Although the Perseids are named for the constellation Perseus, indicating the direction from which they appear to originate in the night sky, as this article from Alan MacRobert at Sky & Telescope's weekly "This Week's Sky at a Glance" column explains:
A shower's radiant is the perspective point where the meteors would all appear to come from if you could see them approaching in the far distance. In fact we see them only in the last second or two as they streak into the Earth's upper atmosphere, and this can happen anywhere in your sky.
Perhaps more important than focusing on any single point in the sky is getting yourself to a propitious point on earth's surface from which to best observe the stars . . . and the meteors.

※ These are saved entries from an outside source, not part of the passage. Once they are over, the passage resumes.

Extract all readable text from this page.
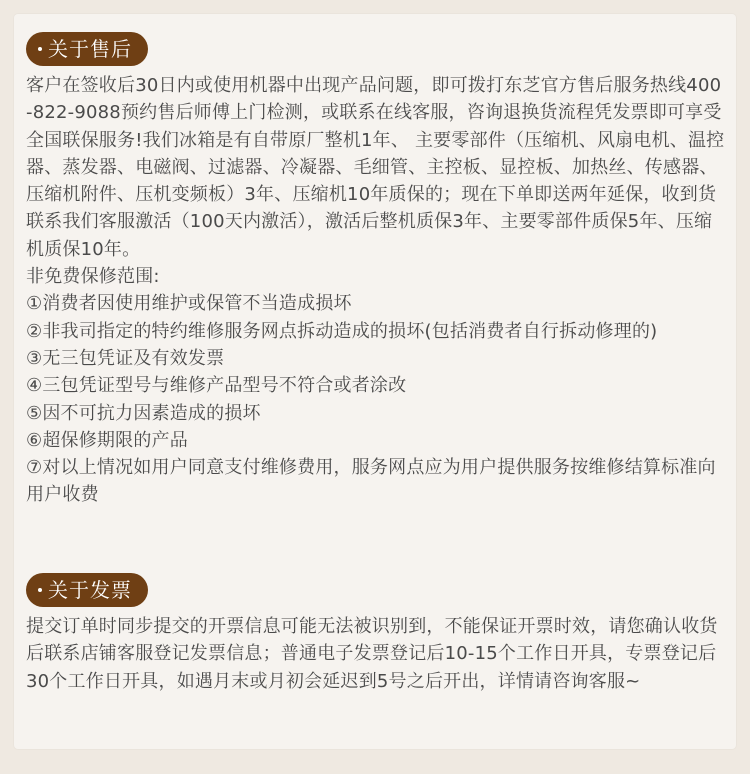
关于售后
客户在签收后30日内或使用机器中出现产品问题，即可拨打东芝官方售后服务热线400-822-9088预约售后师傅上门检测，或联系在线客服，咨询退换货流程凭发票即可享受全国联保服务!我们冰箱是有自带原厂整机1年、 主要零部件（压缩机、风扇电机、温控器、蒸发器、电磁阀、过滤器、冷凝器、毛细管、主控板、显控板、加热丝、传感器、压缩机附件、压机变频板）3年、压缩机10年质保的；现在下单即送两年延保，收到货联系我们客服激活（100天内激活），激活后整机质保3年、主要零部件质保5年、压缩机质保10年。
非免费保修范围:
①消费者因使用维护或保管不当造成损坏
②非我司指定的特约维修服务网点拆动造成的损坏(包括消费者自行拆动修理的)
③无三包凭证及有效发票
④三包凭证型号与维修产品型号不符合或者涂改
⑤因不可抗力因素造成的损坏
⑥超保修期限的产品
⑦对以上情况如用户同意支付维修费用，服务网点应为用户提供服务按维修结算标准向用户收费
关于发票
提交订单时同步提交的开票信息可能无法被识别到，不能保证开票时效，请您确认收货后联系店铺客服登记发票信息；普通电子发票登记后10-15个工作日开具，专票登记后30个工作日开具，如遇月末或月初会延迟到5号之后开出，详情请咨询客服~
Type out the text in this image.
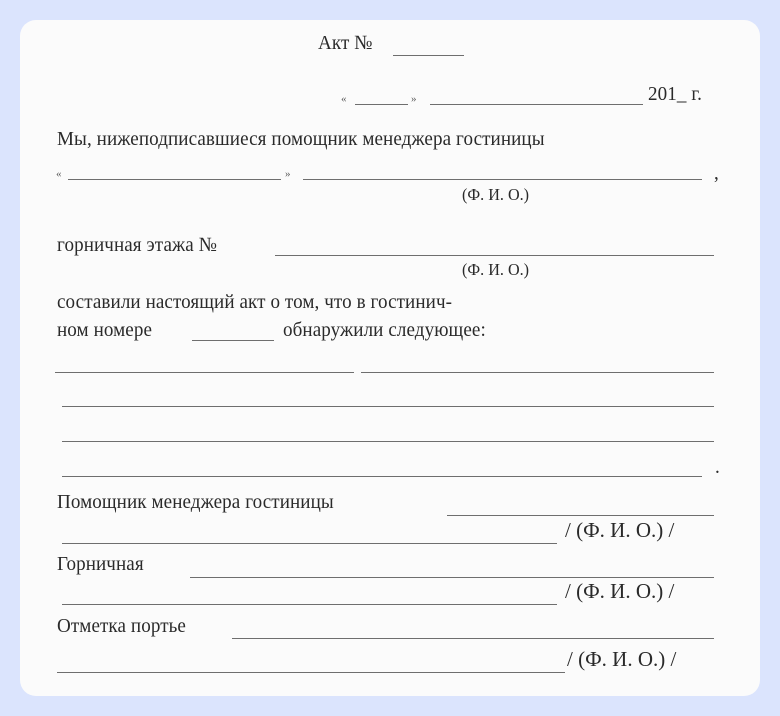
Акт №
«	»	201_ г.
Мы, нижеподписавшиеся помощник менеджера гостиницы
«	»	,
(Ф. И. О.)
горничная этажа №
(Ф. И. О.)
составили настоящий акт о том, что в гостинич-
ном номере	обнаружили следующее:
.
Помощник менеджера гостиницы
/ (Ф. И. О.) /
Горничная
/ (Ф. И. О.) /
Отметка портье
/ (Ф. И. О.) /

Fortunately, in the modern era, there are a plethora of tools available to help you select a favorable point on the terrain from which to observe the heavens. The familiar Google Maps gives you the ability to turn on the "terrain" mode for viewing, which is invaluable for conducting a little "map recon" of your local area in order to find pieces of terrain which are likely to offer an excellent view of much of the heavens. To use that feature, simply select "terrain" from the "hamburger" menu pulldown, and then begin to use the contour lines to tell you where the high ground and the low ground is likely to be located, and where on the map you might offer good unobstructed views of the night sky.

You can use the map to find high points created by hills, ridge lines, and saddles in the terrain. If you are not that familiar with topo maps and grid lines, the Google Maps give you some assistance by "shading in" the sides of hills and ridges, so that you can tell which is the high ground and which is the low ground (another clue is to look for places with water, such as ponds or streams, which will always be the lowest region, since water seeks the lowest places to pool).

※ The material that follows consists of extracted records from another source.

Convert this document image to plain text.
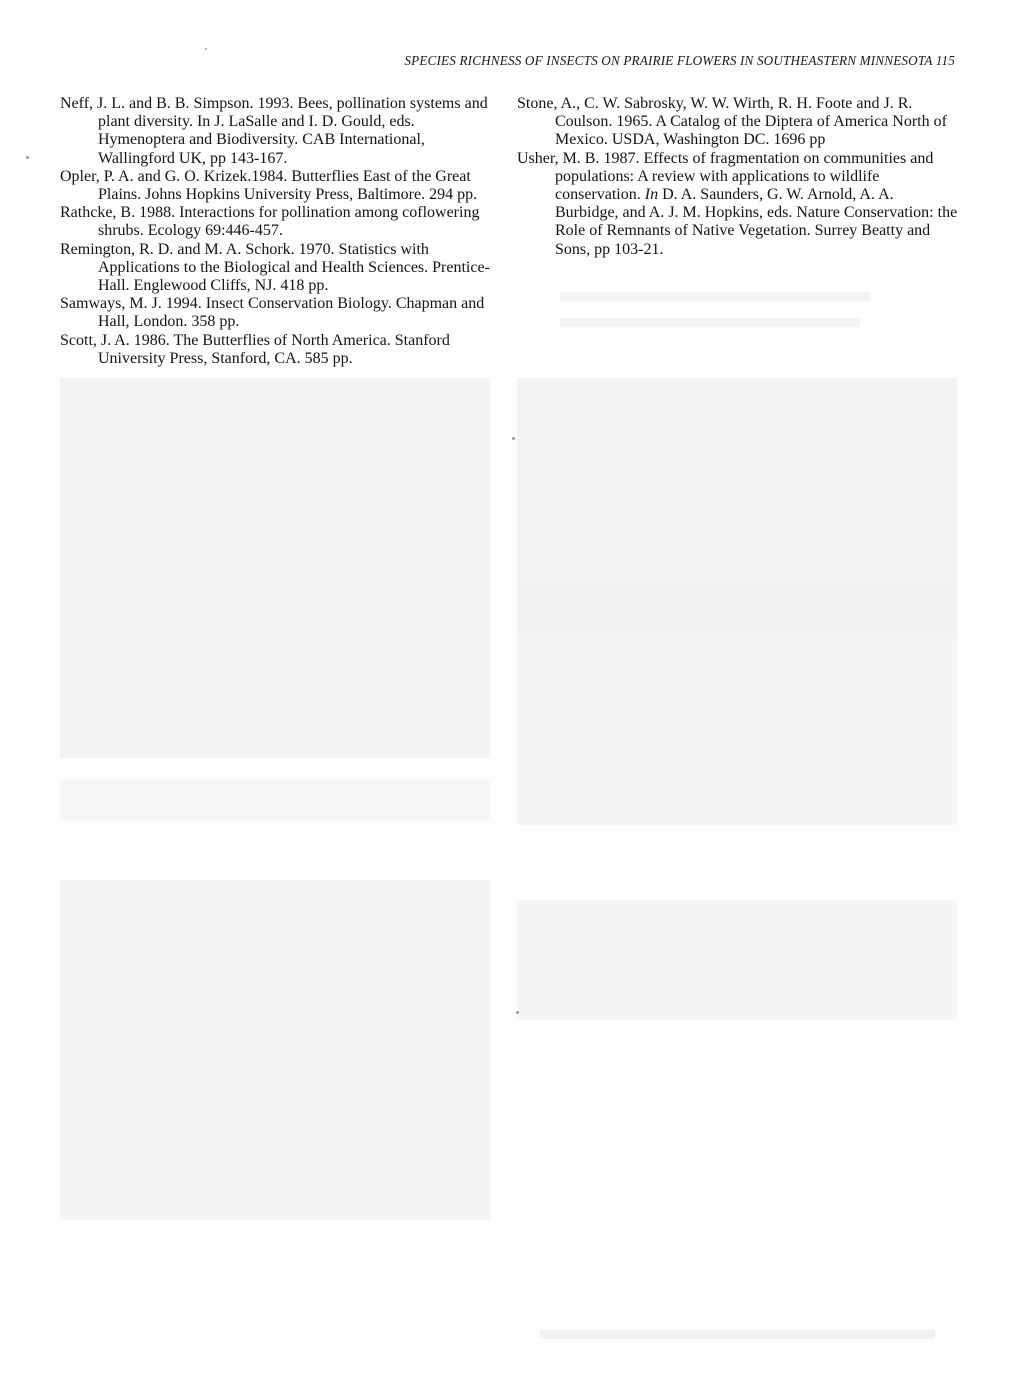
SPECIES RICHNESS OF INSECTS ON PRAIRIE FLOWERS IN SOUTHEASTERN MINNESOTA 115

Neff, J. L. and B. B. Simpson. 1993. Bees, pollination systems and plant diversity. In J. LaSalle and I. D. Gould, eds. Hymenoptera and Biodiversity. CAB International, Wallingford UK, pp 143-167.

Opler, P. A. and G. O. Krizek.1984. Butterflies East of the Great Plains. Johns Hopkins University Press, Baltimore. 294 pp.

Rathcke, B. 1988. Interactions for pollination among coflowering shrubs. Ecology 69:446-457.

Remington, R. D. and M. A. Schork. 1970. Statistics with Applications to the Biological and Health Sciences. Prentice-Hall. Englewood Cliffs, NJ. 418 pp.

Samways, M. J. 1994. Insect Conservation Biology. Chapman and Hall, London. 358 pp.

Scott, J. A. 1986. The Butterflies of North America. Stanford University Press, Stanford, CA. 585 pp.

Stone, A., C. W. Sabrosky, W. W. Wirth, R. H. Foote and J. R. Coulson. 1965. A Catalog of the Diptera of America North of Mexico. USDA, Washington DC. 1696 pp

Usher, M. B. 1987. Effects of fragmentation on communities and populations: A review with applications to wildlife conservation. In D. A. Saunders, G. W. Arnold, A. A. Burbidge, and A. J. M. Hopkins, eds. Nature Conservation: the Role of Remnants of Native Vegetation. Surrey Beatty and Sons, pp 103-21.
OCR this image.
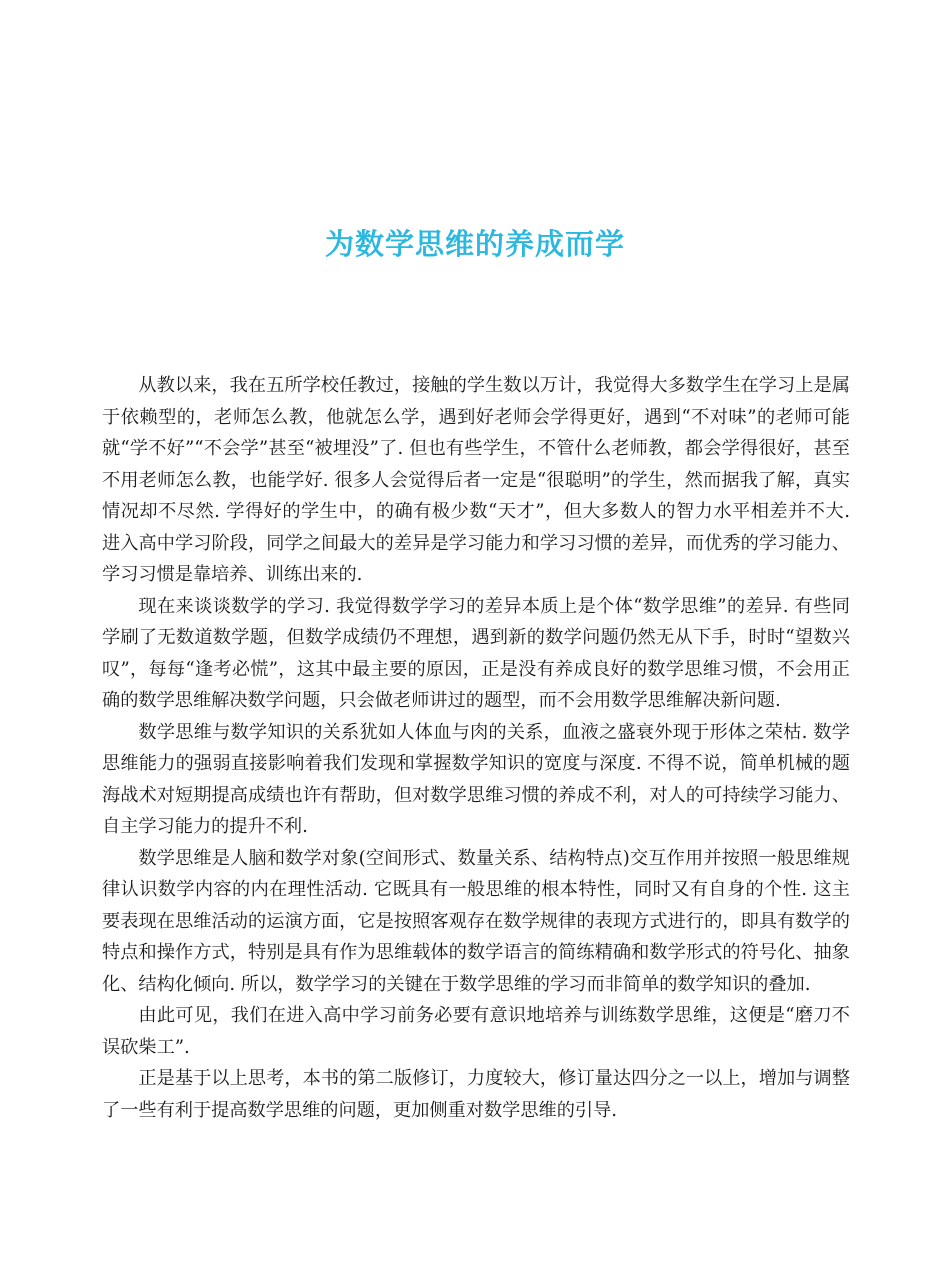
为数学思维的养成而学

从教以来，我在五所学校任教过，接触的学生数以万计，我觉得大多数学生在学习上是属于依赖型的，老师怎么教，他就怎么学，遇到好老师会学得更好，遇到“不对味”的老师可能就“学不好”“不会学”甚至“被埋没”了. 但也有些学生，不管什么老师教，都会学得很好，甚至不用老师怎么教，也能学好. 很多人会觉得后者一定是“很聪明”的学生，然而据我了解，真实情况却不尽然. 学得好的学生中，的确有极少数“天才”，但大多数人的智力水平相差并不大. 进入高中学习阶段，同学之间最大的差异是学习能力和学习习惯的差异，而优秀的学习能力、学习习惯是靠培养、训练出来的.

现在来谈谈数学的学习. 我觉得数学学习的差异本质上是个体“数学思维”的差异. 有些同学刷了无数道数学题，但数学成绩仍不理想，遇到新的数学问题仍然无从下手，时时“望数兴叹”，每每“逢考必慌”，这其中最主要的原因，正是没有养成良好的数学思维习惯，不会用正确的数学思维解决数学问题，只会做老师讲过的题型，而不会用数学思维解决新问题.

数学思维与数学知识的关系犹如人体血与肉的关系，血液之盛衰外现于形体之荣枯. 数学思维能力的强弱直接影响着我们发现和掌握数学知识的宽度与深度. 不得不说，简单机械的题海战术对短期提高成绩也许有帮助，但对数学思维习惯的养成不利，对人的可持续学习能力、自主学习能力的提升不利.

数学思维是人脑和数学对象(空间形式、数量关系、结构特点)交互作用并按照一般思维规律认识数学内容的内在理性活动. 它既具有一般思维的根本特性，同时又有自身的个性. 这主要表现在思维活动的运演方面，它是按照客观存在数学规律的表现方式进行的，即具有数学的特点和操作方式，特别是具有作为思维载体的数学语言的简练精确和数学形式的符号化、抽象化、结构化倾向. 所以，数学学习的关键在于数学思维的学习而非简单的数学知识的叠加.

由此可见，我们在进入高中学习前务必要有意识地培养与训练数学思维，这便是“磨刀不误砍柴工”.

正是基于以上思考，本书的第二版修订，力度较大，修订量达四分之一以上，增加与调整了一些有利于提高数学思维的问题，更加侧重对数学思维的引导.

Below, I offer some examples of places that might offer good views of the night sky, based on a "map recon" using Google Maps and the "terrain" view feature. I simply looked at the contour lines and terrain features, and drew in several little arrows pointing to spots that are likely to offer good unobstructed views of the night sky. Note that some of the locations may be unsuitable due to street lamps or other light pollution -- once you have conducted your map recon, it is advisable to go do an actual in-person recon during daylight hours in order to check for any dangerous features (such as sharp cliffs) and to see if there are streetlights in the area that might necessitate going somewhere else.

For purposes of showing the kinds of terrain features to look for, I chose two locations in California's historic gold country: Angel's Camp and Placerville (both places where I believe author Mark Twain  [Samuel Langhorne Clemens, 1835 - 1910] once stayed for extended periods). The first is Angels Camp:

Note that all the points marked with red arrows indicate likely points which would offer good star gazing on dark nights (depending on streetlights or other light pollution). These are all locations with a road running through them. The methodology for this map recon involves looking at the contour lines to find hilltops and ridges with roads that might offer easy access to stargazers. You should be able to apply a similar type of recon to your local area, using Google Maps, so that you can plan in advance of the peak Perseid observation nights of August 11, 12 and 13.

Below is another example, showing Placerville, California and using purple arrows to mark likely spots for star-gazing (and meteor-shower watching), depending on the light pollution:

I hope you will have the opportunity to get outside to look for Perseids during this year's Perseid meteor shower, if at all possible. Once you find an observation point which offers good views of the sky, and which seems to be safe and easy enough to locate after dark, all you have to do is go outside during the peak viewing hours for the meteor shower, and look to the heavens.